Move to grow anything but cereal grain crops

NEW ZEALAND

David Clark runs a 463ha mixed farm with his wife Jayne at Valetta, on the Canterbury Plains of New Zealand’s south island. He grows 400ha of cereals, pulses, forage and vegetable seed crops, runs 1,000 Romney breeding ewes and finishes 8,000 lambs annually

The harvest here at Valetta has drawn to a close. Cereals are now in the silo without any need for drying and the grass and clover crops are away being dressed.

A few days of warm north-west winds at the end of April saw the hybrid carrots, radish and red beet crops combined and the 2016 harvest done and dusted.

It has been a mixed bag of results, but overall we had a good average harvest. We were desperately dry through the spring, with only 18mm of rain in October and 13mm in November. Our irrigation struggled with wells at all-time low levels due to little winter rainfall and minimal recharge.

We got a handy break with 100mm in January that finished cereals and the late grasses, but badly affected the flowering of white clover, pea crops and early grasses that lay in the windrow for three weeks.

February dawned with a run of hot weather and virtually no rainfall, giving us the best harvest conditions for several years. We achieved exceptional autumn-sown cereal yields, with some fields averaging 14t/ha. This was balanced by very disappointing weights of about 8.5t/ha out of the spring cereal crops.

With the autumn cultivations all finished and the kit cleaned and away in the shed for a few months, we will certainly be looking for a wet winter to recharge our underground aquifers ahead of next spring.

We have had an unseasonably mild May, which would normally suggest we are heading for snow at some point during winter.

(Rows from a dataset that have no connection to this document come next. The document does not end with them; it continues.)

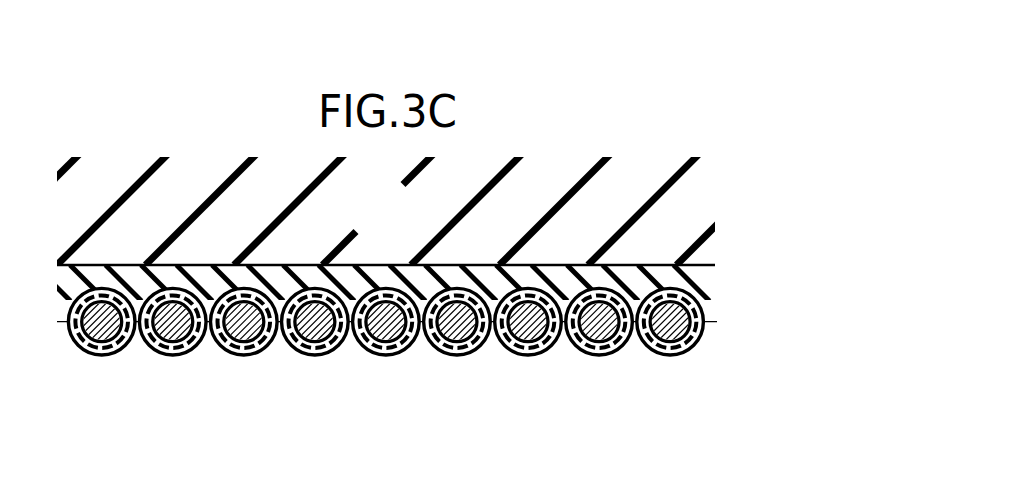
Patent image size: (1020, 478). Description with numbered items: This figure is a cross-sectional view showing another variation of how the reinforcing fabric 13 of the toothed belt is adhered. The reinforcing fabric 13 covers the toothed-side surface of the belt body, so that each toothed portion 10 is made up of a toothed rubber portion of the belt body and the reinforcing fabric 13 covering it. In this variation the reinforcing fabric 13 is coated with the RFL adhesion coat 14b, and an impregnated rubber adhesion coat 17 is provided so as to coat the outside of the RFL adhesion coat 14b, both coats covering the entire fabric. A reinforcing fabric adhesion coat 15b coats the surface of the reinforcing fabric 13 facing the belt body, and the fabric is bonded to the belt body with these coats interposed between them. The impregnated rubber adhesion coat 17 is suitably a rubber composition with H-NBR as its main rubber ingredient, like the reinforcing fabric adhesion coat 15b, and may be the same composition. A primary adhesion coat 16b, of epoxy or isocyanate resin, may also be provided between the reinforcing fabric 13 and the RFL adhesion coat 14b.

The toothed portion 10 is at (405, 223).
The reinforcing fabric 13 is at (386, 372).
The RFL adhesion coat 14b is at (306, 358).
The reinforcing fabric adhesion coat 15b is at (703, 288).
The primary adhesion coat 16b is at (380, 357).
The impregnated rubber adhesion coat 17 is at (448, 360).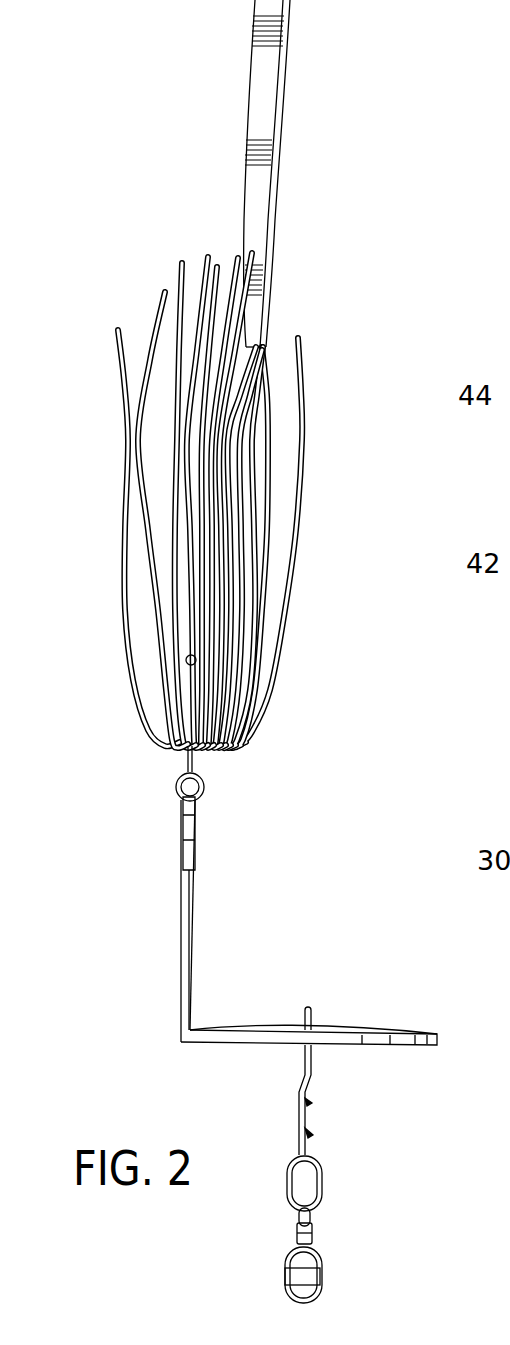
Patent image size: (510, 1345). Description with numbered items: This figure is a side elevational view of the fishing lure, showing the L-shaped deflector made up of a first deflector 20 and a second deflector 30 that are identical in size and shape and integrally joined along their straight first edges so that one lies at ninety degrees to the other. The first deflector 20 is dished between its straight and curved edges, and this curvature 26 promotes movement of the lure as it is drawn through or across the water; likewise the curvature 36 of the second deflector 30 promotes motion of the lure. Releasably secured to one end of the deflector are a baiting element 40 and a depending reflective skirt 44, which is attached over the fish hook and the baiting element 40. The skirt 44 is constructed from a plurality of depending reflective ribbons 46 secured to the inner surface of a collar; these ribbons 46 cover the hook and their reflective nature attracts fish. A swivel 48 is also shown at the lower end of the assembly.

The first deflector 20 is at (340, 1048).
The curvature 26 is at (205, 916).
The second deflector 30 is at (183, 977).
The curvature 36 is at (340, 1030).
The baiting element 40 is at (258, 92).
The skirt 44 is at (160, 500).
The depending reflective ribbons 46 is at (127, 432).
The swivel 48 is at (312, 1240).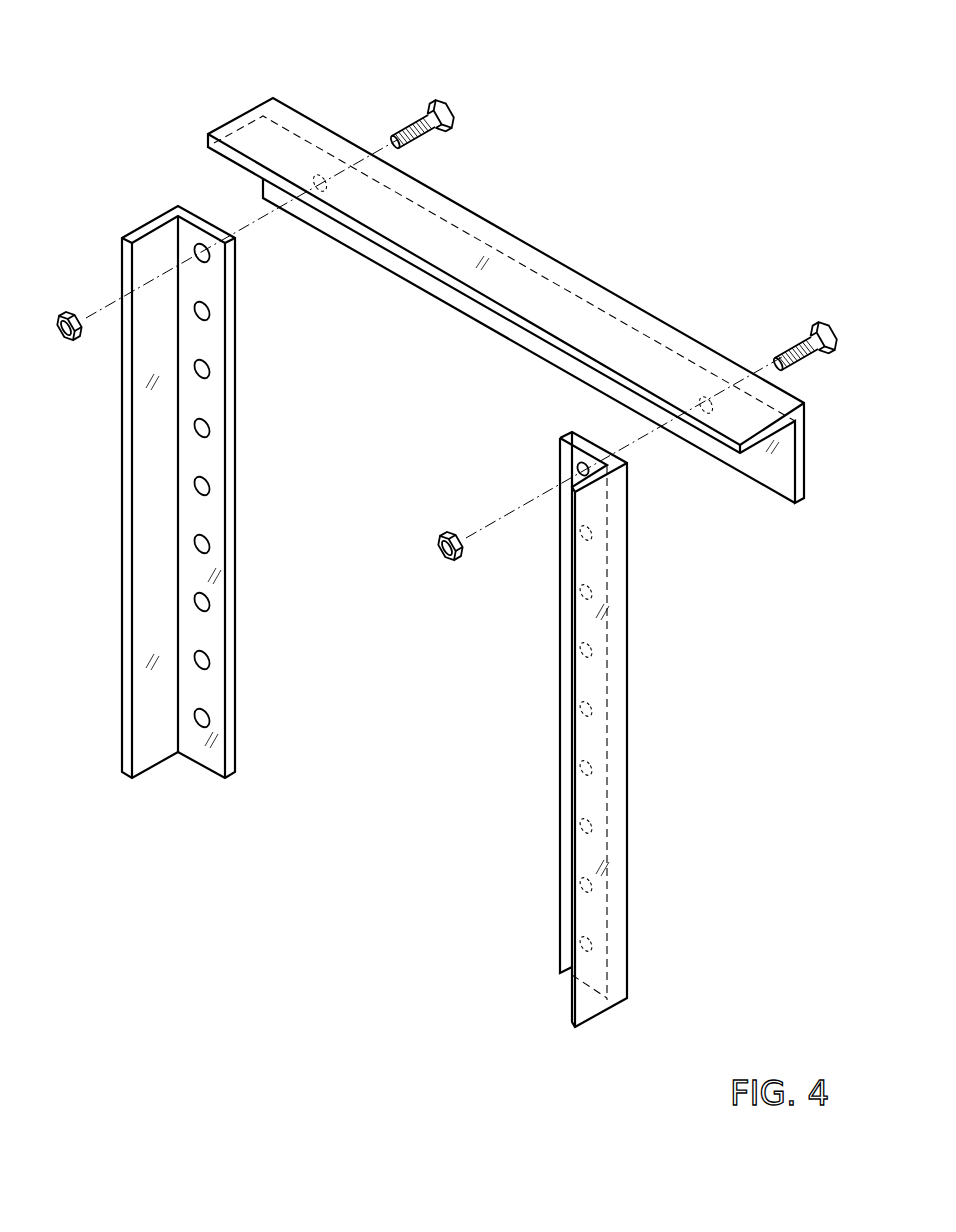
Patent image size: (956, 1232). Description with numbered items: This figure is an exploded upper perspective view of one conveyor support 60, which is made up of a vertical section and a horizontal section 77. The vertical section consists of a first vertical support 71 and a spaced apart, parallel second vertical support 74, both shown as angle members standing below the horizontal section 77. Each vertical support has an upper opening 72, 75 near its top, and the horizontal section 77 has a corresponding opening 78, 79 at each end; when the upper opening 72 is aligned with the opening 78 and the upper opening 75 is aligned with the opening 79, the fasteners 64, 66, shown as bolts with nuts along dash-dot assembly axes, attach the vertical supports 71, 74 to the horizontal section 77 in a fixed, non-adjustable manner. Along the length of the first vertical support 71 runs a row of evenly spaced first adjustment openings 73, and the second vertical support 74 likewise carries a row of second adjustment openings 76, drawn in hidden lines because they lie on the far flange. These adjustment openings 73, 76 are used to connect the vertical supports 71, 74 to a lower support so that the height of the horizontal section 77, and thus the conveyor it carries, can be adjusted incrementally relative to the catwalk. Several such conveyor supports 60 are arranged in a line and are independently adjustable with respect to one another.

The conveyor support 60 is at (614, 126).
The fastener 64 is at (443, 98).
The fastener 66 is at (826, 318).
The first vertical support 71 is at (226, 557).
The upper opening 72 is at (209, 261).
The first adjustment openings 73 is at (214, 318).
The second vertical support 74 is at (578, 735).
The upper opening 75 is at (581, 468).
The second adjustment openings 76 is at (590, 533).
The horizontal section 77 is at (506, 266).
The opening 78 is at (320, 183).
The opening 79 is at (705, 405).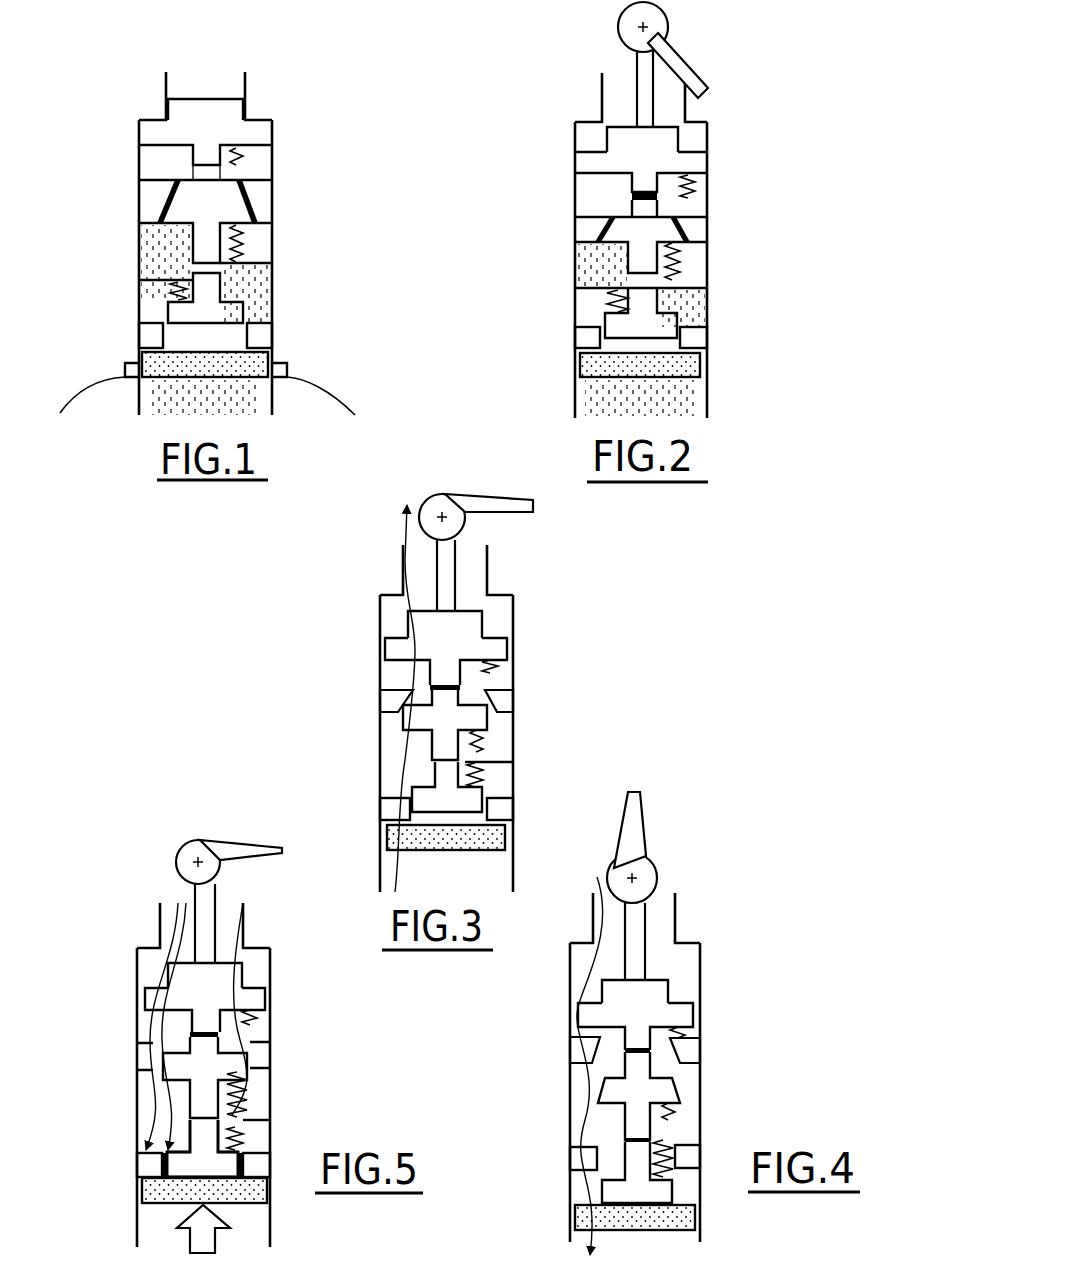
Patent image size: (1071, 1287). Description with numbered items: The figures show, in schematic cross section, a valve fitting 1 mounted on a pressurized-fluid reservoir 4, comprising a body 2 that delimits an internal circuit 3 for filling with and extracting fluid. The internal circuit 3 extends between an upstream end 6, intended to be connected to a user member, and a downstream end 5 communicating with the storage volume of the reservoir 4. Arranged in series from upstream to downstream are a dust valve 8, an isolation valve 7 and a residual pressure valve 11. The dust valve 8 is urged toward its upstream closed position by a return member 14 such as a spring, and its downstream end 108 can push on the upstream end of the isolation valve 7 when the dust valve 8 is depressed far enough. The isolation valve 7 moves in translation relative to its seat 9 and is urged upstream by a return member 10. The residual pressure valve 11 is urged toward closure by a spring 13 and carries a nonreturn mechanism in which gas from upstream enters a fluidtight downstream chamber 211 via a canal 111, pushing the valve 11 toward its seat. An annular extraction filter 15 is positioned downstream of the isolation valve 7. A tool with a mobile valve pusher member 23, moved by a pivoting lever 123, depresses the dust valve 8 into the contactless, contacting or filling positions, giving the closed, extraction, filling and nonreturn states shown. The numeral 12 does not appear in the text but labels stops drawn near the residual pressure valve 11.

In FIG. 1, the valve fitting 1 is at (288, 178).
In FIG. 2, the valve fitting 1 is at (714, 192).
In FIG. 3, the valve fitting 1 is at (542, 626).
In FIG. 5, the valve fitting 1 is at (283, 1026).
In FIG. 4, the valve fitting 1 is at (719, 955).
In FIG. 1, the body 2 is at (136, 172).
In FIG. 2, the body 2 is at (572, 194).
In FIG. 3, the body 2 is at (516, 604).
In FIG. 5, the body 2 is at (134, 984).
In FIG. 4, the body 2 is at (683, 925).
In FIG. 1, the internal circuit 3 is at (170, 160).
In FIG. 2, the internal circuit 3 is at (598, 256).
In FIG. 3, the internal circuit 3 is at (392, 747).
In FIG. 5, the internal circuit 3 is at (148, 948).
In FIG. 4, the internal circuit 3 is at (582, 963).
In FIG. 1, the pressurized-fluid reservoir 4 is at (322, 413).
In FIG. 1, the downstream end 5 is at (168, 386).
In FIG. 2, the downstream end 5 is at (598, 380).
In FIG. 3, the downstream end 5 is at (416, 858).
In FIG. 5, the downstream end 5 is at (258, 1226).
In FIG. 4, the downstream end 5 is at (683, 1240).
In FIG. 1, the upstream end 6 is at (196, 88).
In FIG. 2, the upstream end 6 is at (620, 110).
In FIG. 3, the upstream end 6 is at (479, 573).
In FIG. 5, the upstream end 6 is at (236, 900).
In FIG. 4, the upstream end 6 is at (662, 903).
In FIG. 1, the isolation valve 7 is at (182, 225).
In FIG. 2, the isolation valve 7 is at (618, 226).
In FIG. 3, the isolation valve 7 is at (485, 722).
In FIG. 5, the isolation valve 7 is at (250, 1080).
In FIG. 4, the isolation valve 7 is at (668, 1092).
In FIG. 1, the dust valve 8 is at (240, 130).
In FIG. 2, the dust valve 8 is at (690, 145).
In FIG. 3, the dust valve 8 is at (400, 650).
In FIG. 5, the dust valve 8 is at (236, 975).
In FIG. 4, the dust valve 8 is at (668, 1010).
In FIG. 1, the seat 9 is at (178, 207).
In FIG. 2, the seat 9 is at (697, 233).
In FIG. 3, the seat 9 is at (400, 702).
In FIG. 5, the seat 9 is at (255, 1053).
In FIG. 4, the seat 9 is at (583, 1050).
In FIG. 1, the return member 10 is at (252, 243).
In FIG. 2, the return member 10 is at (690, 272).
In FIG. 3, the return member 10 is at (485, 745).
In FIG. 5, the return member 10 is at (248, 1112).
In FIG. 4, the return member 10 is at (684, 1108).
In FIG. 1, the residual pressure valve 11 is at (242, 316).
In FIG. 2, the residual pressure valve 11 is at (690, 322).
In FIG. 3, the residual pressure valve 11 is at (470, 808).
In FIG. 5, the residual pressure valve 11 is at (158, 1178).
In FIG. 4, the residual pressure valve 11 is at (665, 1193).
In FIG. 1, the stop 12 is at (263, 337).
In FIG. 2, the stop 12 is at (583, 340).
In FIG. 3, the stop 12 is at (395, 812).
In FIG. 5, the stop 12 is at (150, 1165).
In FIG. 4, the stop 12 is at (582, 1157).
In FIG. 1, the spring 13 is at (186, 288).
In FIG. 2, the spring 13 is at (612, 298).
In FIG. 3, the spring 13 is at (483, 778).
In FIG. 5, the spring 13 is at (245, 1137).
In FIG. 4, the spring 13 is at (680, 1154).
In FIG. 1, the return member 14 is at (264, 166).
In FIG. 2, the return member 14 is at (698, 183).
In FIG. 3, the return member 14 is at (497, 668).
In FIG. 5, the return member 14 is at (259, 1012).
In FIG. 4, the return member 14 is at (690, 1034).
In FIG. 1, the annular extraction filter 15 is at (252, 372).
In FIG. 2, the annular extraction filter 15 is at (690, 367).
In FIG. 3, the annular extraction filter 15 is at (400, 838).
In FIG. 5, the annular extraction filter 15 is at (255, 1192).
In FIG. 4, the annular extraction filter 15 is at (580, 1220).
In FIG. 2, the valve pusher member 23 is at (636, 80).
In FIG. 3, the valve pusher member 23 is at (437, 562).
In FIG. 5, the valve pusher member 23 is at (200, 905).
In FIG. 4, the valve pusher member 23 is at (635, 955).
In FIG. 1, the downstream end of the dust valve 108 is at (224, 174).
In FIG. 2, the downstream end of the dust valve 108 is at (662, 196).
In FIG. 3, the downstream end of the dust valve 108 is at (465, 688).
In FIG. 5, the downstream end of the dust valve 108 is at (188, 1036).
In FIG. 4, the downstream end of the dust valve 108 is at (664, 1050).
In FIG. 5, the canal 111 is at (202, 1148).
In FIG. 2, the pivoting lever 123 is at (655, 32).
In FIG. 3, the pivoting lever 123 is at (440, 505).
In FIG. 5, the pivoting lever 123 is at (207, 850).
In FIG. 4, the pivoting lever 123 is at (632, 832).
In FIG. 5, the fluidtight downstream chamber 211 is at (202, 1148).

The collapse of global milk prices is having far-reaching effects here in New Zealand with the viability of dairy farms being severely tested.

Dairy farmers’ reluctance to purchase supplementary feed has left much of the cereal crop and winter fodder areas unsold, with growers searching for mouths to eat the winter fodder and alternatives to plant for the new season.

Here at Valetta, we have been fortunate to secure similar or greater areas of white clover, ryegrass, carrot and hybrid oilseed rape seed crops for autumn sowing and will seek to increase our springsown areas of seed peas, borage and radish crops, but this will very much turn on contract availability.

Our plan is to load up our crop rotation with as many non-grain crops as possible as we focus our farm system on our ABCs – anything but cereals.